Saudi Arabia and Arab allies began a bombing campaign last week against Iran-allied Houthi fighters who had taken over much of Yemen and now threaten the southern city of Aden, where President Abd-Rabbu Mansour Hadi had taken refuge.
Several ports are in rebel hands and fighting has made traveling by road perilous.
Yemen imports more than 90 percent of its food, including the lion’s share of its wheat and all its rice, to feed a population of about 25 million.
It has enough basic foodstocks for six months in all provinces and wheat stocks stood at 930,100 tonnes on the day air strikes began, the official Saba news agency said on Monday.
But the United Nations’ Food and Agriculture Organization (FAO) said stocks could start to diminish quickly.
“Although government sources reported sufficient stocks to last the country about six months, the conflict will likely negatively impact distribution, market availability and prices of foodstuffs sooner than earlier expected,” the FAO representative in Yemen, Salah ElHajj Hassan, told Reuters on Wednesday
The collapse of central authority and fighting on several fronts including Aden, one of Yemen’s main ports, has already disrupted imports as well as the processing and distribution of wheat and other staples, food industry sources said.
“The port is not functioning, it has been a few days now since our imports have stopped and we are not receiving any more wheat,” a source at the Yemen Company for Flour Mills and Silos in Aden said.
“Workers can’t come to work so they are not operating the mills. The fighting and gunfire has stopped them from showing up and the roads are blocked,” he added.
An explosion at a dairy factory at the Houthi-controled west coast port of Hodaida port on Wednesday morning killed at least 25 people and dealt a blow to food production.
Mohamed Alshamery, manager of the Yemen Company for Sugar Refining in Hodaida, told Reuters his refinery and the port were still operational but fighting was making it difficult to take sugar to market.
Before the conflict, nearly half of Yemenis were ‘food insecure’, lacking sufficient food for their needs, and one in four was undernourished, the FAO said.
DRAWING ON FOODSTOCKS
An international trade source said it was becoming difficult to deliver shipments of food.

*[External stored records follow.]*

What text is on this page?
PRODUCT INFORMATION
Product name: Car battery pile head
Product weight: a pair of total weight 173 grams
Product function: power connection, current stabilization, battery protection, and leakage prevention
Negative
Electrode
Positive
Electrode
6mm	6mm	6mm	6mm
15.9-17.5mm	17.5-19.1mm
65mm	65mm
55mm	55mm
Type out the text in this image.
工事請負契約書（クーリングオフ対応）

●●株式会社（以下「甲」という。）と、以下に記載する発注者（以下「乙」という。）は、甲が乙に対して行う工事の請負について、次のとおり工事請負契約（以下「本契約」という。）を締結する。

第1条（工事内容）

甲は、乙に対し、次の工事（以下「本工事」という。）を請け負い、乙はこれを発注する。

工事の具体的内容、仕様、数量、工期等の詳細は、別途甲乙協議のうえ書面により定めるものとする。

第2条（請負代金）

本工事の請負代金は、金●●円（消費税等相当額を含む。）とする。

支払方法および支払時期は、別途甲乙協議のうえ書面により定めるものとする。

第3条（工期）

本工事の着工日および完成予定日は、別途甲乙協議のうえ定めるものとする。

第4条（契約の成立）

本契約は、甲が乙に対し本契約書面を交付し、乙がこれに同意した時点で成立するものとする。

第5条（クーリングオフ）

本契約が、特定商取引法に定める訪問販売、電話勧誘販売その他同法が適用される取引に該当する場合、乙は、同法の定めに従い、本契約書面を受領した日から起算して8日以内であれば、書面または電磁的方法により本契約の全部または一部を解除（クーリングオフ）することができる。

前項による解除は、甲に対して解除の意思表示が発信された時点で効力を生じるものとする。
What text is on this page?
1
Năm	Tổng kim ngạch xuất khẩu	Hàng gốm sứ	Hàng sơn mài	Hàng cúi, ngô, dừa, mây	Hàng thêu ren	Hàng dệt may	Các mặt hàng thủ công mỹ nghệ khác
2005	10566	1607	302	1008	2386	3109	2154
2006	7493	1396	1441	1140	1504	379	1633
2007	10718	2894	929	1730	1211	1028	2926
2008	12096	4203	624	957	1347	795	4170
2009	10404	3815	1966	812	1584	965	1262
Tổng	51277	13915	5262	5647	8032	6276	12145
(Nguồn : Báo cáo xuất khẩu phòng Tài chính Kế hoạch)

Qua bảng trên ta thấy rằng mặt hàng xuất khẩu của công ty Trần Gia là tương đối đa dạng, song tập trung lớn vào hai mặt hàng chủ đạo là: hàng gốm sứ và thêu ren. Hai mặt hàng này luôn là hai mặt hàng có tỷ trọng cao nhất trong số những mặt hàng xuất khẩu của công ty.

“Houthi militias are in control of the major ports including Aden. Traders are unable to open letters of credit with banks. We are starting to see shipments being diverted to other locations,” he said.
“What this means is that across Yemen they will need to be drawing their strategic stocks.”
Ship tracking data showed only a few ships were located close to Aden, with two bulker vessels most likely to be carrying food supplies anchored off the city’s coast for several days.
“The port of Aden is virtually closed but for some oil shipments which berthed at Aden Refinery. Dry cargo shipments are stopped because no stevedores are available because of clashes,” shipping and logistics agency GAC said.
A spokesman for the UN agency the World Food Program said fighting in Aden had disrupted their loading operations. A local partner was still going ahead with distribution of food to refugees in camps in the Aden area.
In Lahj, north of Aden, authorities loyal to Hadi posted a notice ordering shopkeepers to keep prices at their previous levels and not to hoard their stocks.
Residents in the capital Sanaa and other parts of the country said there were widespread fuel shortages that coupled with heavy fighting and air strikes could also hamper efforts to distribute food.
“Petrol stations have started hoarding fuel. There are queues outside petrol stations and the people are anxious about the war carrying on,” said Ali Salih, a car owner in the central province of Ibb.